From garden offices to summer houses, an extra space in the garden can transform your work or family life.
However, to get the most pleasure and utility out of a garden building, you will need to consider various practical details.
Read our 5 tips below to ensure you make the right choice:
The size of a cabin should be big enough to evolve with your needs – an example could be a children’s playhouse to entertainment space. It shouldn’t, however, be out fo proportion with the rest of your garden, create too much shade, or be too big that you are unable to finish furnishing it.
A great tip to help visualise how much space the cabin will take up in your garden, use tent pegs or canes to mark out the dimensions (which you can find on our product’s pages).
If you are planning on only using your log cabin on summer days, timber with a thickness up to 28mm thick is suitable. For summer evenings and spring days, 34mm timber should be sufficient, but for use all-year-round, look for a log thickness between 44mm and 70mm.
Choose windows according to how you plan to use a building. Plexiglass windows are good for keeping costs low, but they offer less insulation than glass. Single glazing is warm enough for summer and spring, but double glazing show is ideal for all-year-round cabins.
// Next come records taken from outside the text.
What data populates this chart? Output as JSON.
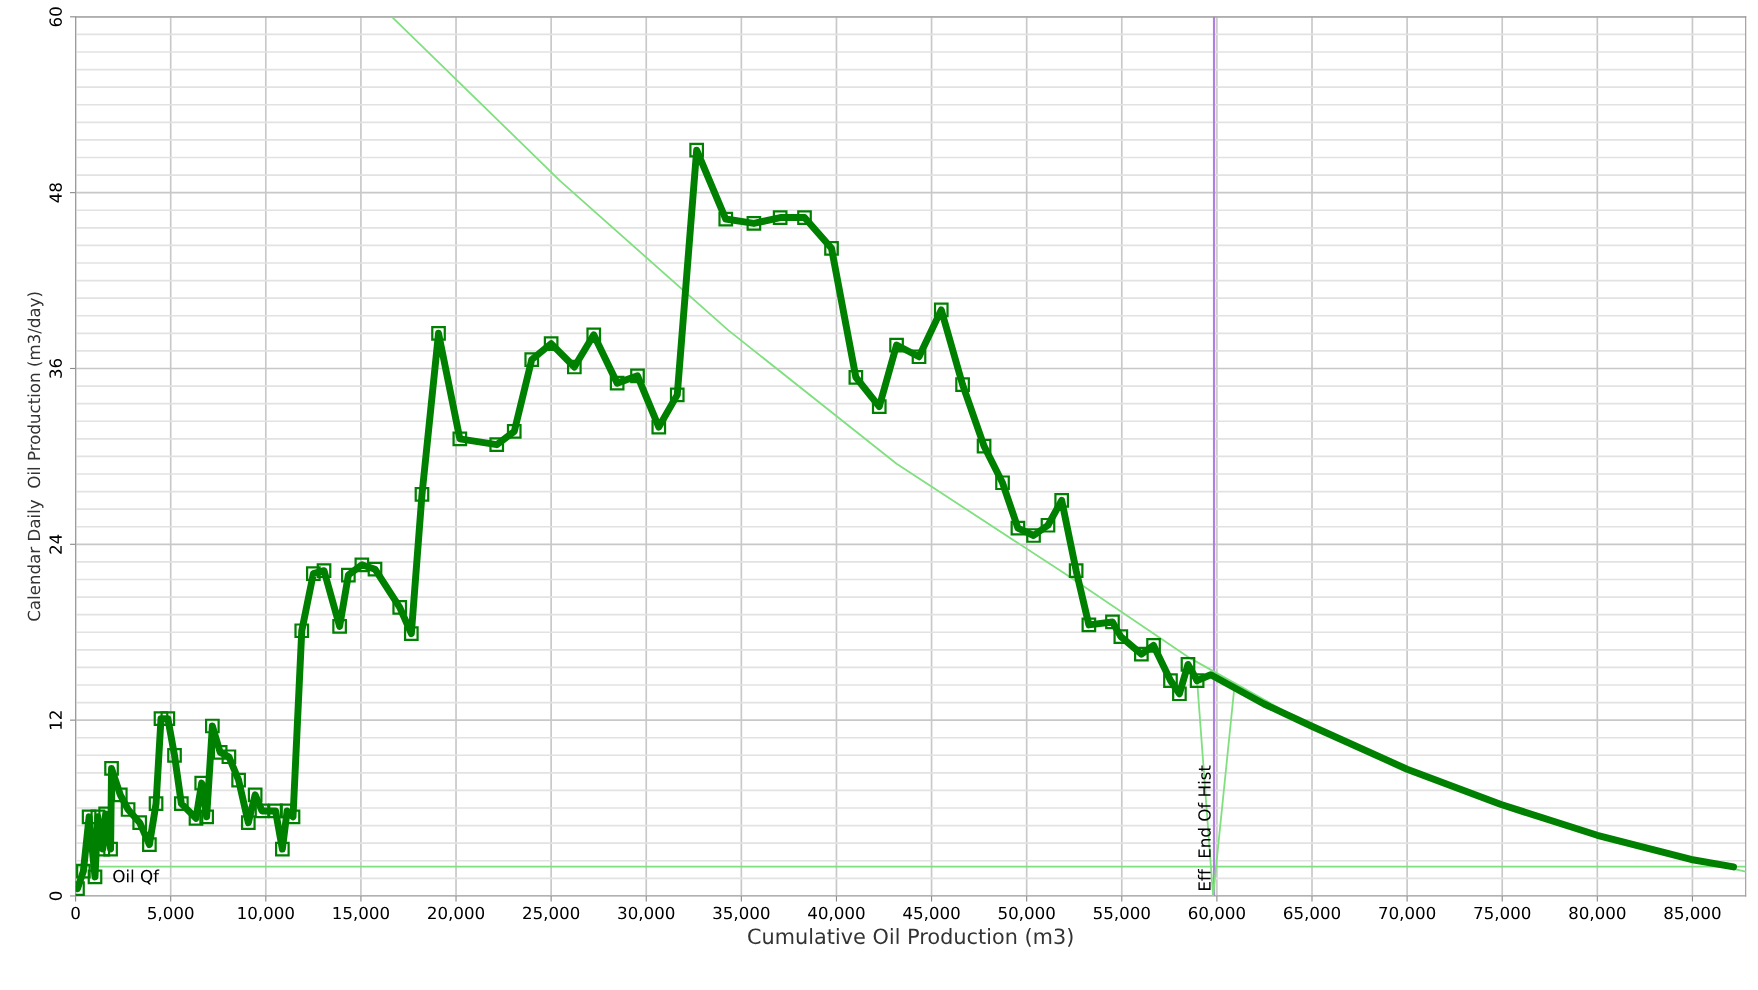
{
  "chart_data": {
    "type": "line",
    "xlabel": "Cumulative Oil Production (m3)",
    "ylabel": "Calendar Daily  Oil Production (m3/day)",
    "xlim": [
      0,
      87800
    ],
    "ylim": [
      0,
      60
    ],
    "xticks": [
      0,
      {
        "value": 5000,
        "label": "5,000"
      },
      {
        "value": 10000,
        "label": "10,000"
      },
      {
        "value": 15000,
        "label": "15,000"
      },
      {
        "value": 20000,
        "label": "20,000"
      },
      {
        "value": 25000,
        "label": "25,000"
      },
      {
        "value": 30000,
        "label": "30,000"
      },
      {
        "value": 35000,
        "label": "35,000"
      },
      {
        "value": 40000,
        "label": "40,000"
      },
      {
        "value": 45000,
        "label": "45,000"
      },
      {
        "value": 50000,
        "label": "50,000"
      },
      {
        "value": 55000,
        "label": "55,000"
      },
      {
        "value": 60000,
        "label": "60,000"
      },
      {
        "value": 65000,
        "label": "65,000"
      },
      {
        "value": 70000,
        "label": "70,000"
      },
      {
        "value": 75000,
        "label": "75,000"
      },
      {
        "value": 80000,
        "label": "80,000"
      },
      {
        "value": 85000,
        "label": "85,000"
      }
    ],
    "yticks": [
      0,
      {
        "value": 1.2,
        "label": null
      },
      {
        "value": 2.4,
        "label": null
      },
      {
        "value": 3.6,
        "label": null
      },
      {
        "value": 4.8,
        "label": null
      },
      {
        "value": 6,
        "label": null
      },
      {
        "value": 7.2,
        "label": null
      },
      {
        "value": 8.4,
        "label": null
      },
      {
        "value": 9.6,
        "label": null
      },
      {
        "value": 10.8,
        "label": null
      },
      12,
      {
        "value": 13.2,
        "label": null
      },
      {
        "value": 14.4,
        "label": null
      },
      {
        "value": 15.6,
        "label": null
      },
      {
        "value": 16.8,
        "label": null
      },
      {
        "value": 18,
        "label": null
      },
      {
        "value": 19.2,
        "label": null
      },
      {
        "value": 20.4,
        "label": null
      },
      {
        "value": 21.6,
        "label": null
      },
      {
        "value": 22.8,
        "label": null
      },
      24,
      {
        "value": 25.2,
        "label": null
      },
      {
        "value": 26.4,
        "label": null
      },
      {
        "value": 27.6,
        "label": null
      },
      {
        "value": 28.8,
        "label": null
      },
      {
        "value": 30,
        "label": null
      },
      {
        "value": 31.2,
        "label": null
      },
      {
        "value": 32.4,
        "label": null
      },
      {
        "value": 33.6,
        "label": null
      },
      {
        "value": 34.8,
        "label": null
      },
      36,
      {
        "value": 37.2,
        "label": null
      },
      {
        "value": 38.4,
        "label": null
      },
      {
        "value": 39.6,
        "label": null
      },
      {
        "value": 40.8,
        "label": null
      },
      {
        "value": 42,
        "label": null
      },
      {
        "value": 43.2,
        "label": null
      },
      {
        "value": 44.4,
        "label": null
      },
      {
        "value": 45.6,
        "label": null
      },
      {
        "value": 46.8,
        "label": null
      },
      48,
      {
        "value": 49.2,
        "label": null
      },
      {
        "value": 50.4,
        "label": null
      },
      {
        "value": 51.6,
        "label": null
      },
      {
        "value": 52.8,
        "label": null
      },
      {
        "value": 54,
        "label": null
      },
      {
        "value": 55.2,
        "label": null
      },
      {
        "value": 56.4,
        "label": null
      },
      {
        "value": 57.6,
        "label": null
      },
      {
        "value": 58.8,
        "label": null
      },
      60
    ],
    "grid": true,
    "series": [
      {
        "color": "#80e080",
        "line_style": "solid",
        "marker": "none",
        "x": [
          16630,
          25470,
          34320,
          43160,
          52000,
          58490,
          64960,
          70000,
          74940,
          80000,
          84930,
          87800
        ],
        "values": [
          60,
          48.8,
          38.6,
          29.5,
          22.0,
          16.3,
          11.6,
          8.65,
          6.24,
          4.14,
          2.49,
          1.66
        ]
      },
      {
        "color": "#80e080",
        "line_style": "solid",
        "marker": "none",
        "x": [
          58960,
          59800,
          60900
        ],
        "values": [
          14.7,
          0,
          14.0
        ]
      },
      {
        "color": "#008000",
        "line_style": "solid",
        "marker": "square",
        "x": [
          100,
          410,
          710,
          1020,
          1170,
          1430,
          1580,
          1840,
          1890,
          2350,
          2760,
          3370,
          3880,
          4230,
          4490,
          4850,
          5200,
          5560,
          6330,
          6630,
          6890,
          7190,
          7600,
          8060,
          8570,
          9080,
          9440,
          9800,
          10510,
          10870,
          11120,
          11430,
          11890,
          12500,
          13060,
          13880,
          14340,
          15050,
          15740,
          17040,
          17650,
          18210,
          19080,
          20200,
          22140,
          23060,
          23980,
          25000,
          26220,
          27240,
          28470,
          29540,
          30660,
          31630,
          32650,
          34180,
          35660,
          37040,
          38320,
          39740,
          41020,
          42250,
          43160,
          44340,
          45510,
          46630,
          47760,
          48730,
          49540,
          50360,
          51120,
          51840,
          52600,
          53270,
          54510,
          54950,
          56030,
          56670,
          57560,
          58030,
          58480,
          58960
        ],
        "values": [
          0.5,
          1.7,
          5.4,
          1.3,
          5.4,
          3.2,
          5.6,
          3.2,
          8.7,
          6.9,
          5.9,
          5.0,
          3.5,
          6.3,
          12.1,
          12.1,
          9.6,
          6.3,
          5.3,
          7.7,
          5.4,
          11.6,
          9.8,
          9.5,
          7.9,
          5.0,
          6.9,
          5.8,
          5.8,
          3.2,
          5.8,
          5.4,
          18.1,
          22.0,
          22.2,
          18.4,
          21.9,
          22.6,
          22.3,
          19.7,
          17.9,
          27.4,
          38.4,
          31.2,
          30.8,
          31.7,
          36.6,
          37.7,
          36.1,
          38.3,
          35.0,
          35.5,
          32.0,
          34.2,
          50.9,
          46.2,
          45.9,
          46.3,
          46.3,
          44.2,
          35.4,
          33.4,
          37.6,
          36.8,
          40.0,
          34.9,
          30.7,
          28.2,
          25.1,
          24.6,
          25.3,
          27.0,
          22.2,
          18.5,
          18.7,
          17.7,
          16.5,
          17.1,
          14.7,
          13.8,
          15.8,
          14.7
        ]
      },
      {
        "color": "#008000",
        "line_style": "solid",
        "marker": "none",
        "x": [
          58960,
          59680,
          62480,
          64960,
          70000,
          74940,
          80000,
          84930,
          87160
        ],
        "values": [
          14.7,
          15.1,
          13.1,
          11.6,
          8.65,
          6.24,
          4.14,
          2.49,
          1.98
        ]
      }
    ],
    "ref_lines": [
      {
        "axis": "y",
        "value": 2.0,
        "label": "Oil Qf",
        "color": "#80e080",
        "line_style": "solid"
      },
      {
        "axis": "x",
        "value": 59850,
        "label": "Eff  End Of Hist",
        "color": "#b080e0",
        "line_style": "solid"
      }
    ]
  }
}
The type of timber used for a garden building affects how long the building will last. Slow-grown timbers are denser than faster-growing trees, thus would be more durable. Other details also boost longevity: for example, using laminated wood for door frames, and pressure-treating foundation joists. Another thing to do would be to check the size of the roof purlins; if you want to invest in a garden building that can be enjoyed for decades to come, ensure you pick a building that has thicker roof purlins running from apex to apex (this is a straightforward mark of quality and durability.
This will vary across the UK but if you plan to have a garden building within 2m of your boundary and it will be over 2.5m high, it is likely that you’ll need to seek planning permission before you build it.
Another reason you will need planning permission is if you plan to connect your garden building to mains electricity or will line in a log cabin in a wood.